Figure 1.

Dynamic insulin secretion in response to nutrients in mature and immature islet cells. (A) Schematic representation of experimental design. (B) Representative heat map of metabolite abundance in serum of embryos, neonates and adult mice. Experiment was repeated twice using embryonic samples (n=4), neonates (n=32) and adults (n=6). (C) A relative ratio of amino acids and their metabolites (left graph) and glucose (right graph) in the serum of mice of indicated age. Data points represent mean ± SEM. P-values, * P<0.05, ** P<0.01, *** P<0.001, **** P<0.0001, unpaired Student’s t test. (D-G) Fold insulin levels secreted by mature mouse (n=6) and human islets (D and F, respectively) and fetal mouse (E18, n=6) and human islets (E and G, respectively) in a dynamic perfusion assay in low glucose (2.8 mM), low glucose and physiological levels of amino acids, high glucose (16.7 mM) and KCl (30mM). The fetal and adult human data is representative from single donors using 6 technical replicates and repeated in three independent experiments.

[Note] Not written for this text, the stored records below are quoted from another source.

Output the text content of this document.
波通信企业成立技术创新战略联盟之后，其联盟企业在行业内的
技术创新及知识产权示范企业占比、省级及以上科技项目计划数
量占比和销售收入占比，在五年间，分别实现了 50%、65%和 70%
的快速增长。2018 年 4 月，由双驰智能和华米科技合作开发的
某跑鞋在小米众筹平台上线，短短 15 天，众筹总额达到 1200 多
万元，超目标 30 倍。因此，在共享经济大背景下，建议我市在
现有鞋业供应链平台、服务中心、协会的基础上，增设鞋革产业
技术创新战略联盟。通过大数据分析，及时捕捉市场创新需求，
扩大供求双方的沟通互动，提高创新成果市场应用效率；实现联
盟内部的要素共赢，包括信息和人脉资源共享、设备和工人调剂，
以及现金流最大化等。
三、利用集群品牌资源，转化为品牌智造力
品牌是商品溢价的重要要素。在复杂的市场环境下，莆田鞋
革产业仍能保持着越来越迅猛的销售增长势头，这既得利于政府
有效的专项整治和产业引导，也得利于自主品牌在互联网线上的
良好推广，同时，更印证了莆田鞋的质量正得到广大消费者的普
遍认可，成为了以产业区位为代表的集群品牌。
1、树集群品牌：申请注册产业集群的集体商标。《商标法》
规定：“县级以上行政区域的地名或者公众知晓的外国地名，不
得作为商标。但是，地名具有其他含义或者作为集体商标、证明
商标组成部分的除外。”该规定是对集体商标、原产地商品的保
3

Data points represent mean ± SEM. (H) Fold insulin levels secreted by islets from neonatal mice (P5, n=6) in a dynamic perfusion assay. Secreted insulin levels were normalized to basal insulin secretion of each sample. (I) Fold insulin levels secreted by fetal human islets that were cultured in vitro in a fetal-like medium (blue, 5.5mM glucose and high amino acid levels) and mature-like medium (green, 5.5mM glucose and low amino acid levels). The result was repeated in three independent experiments.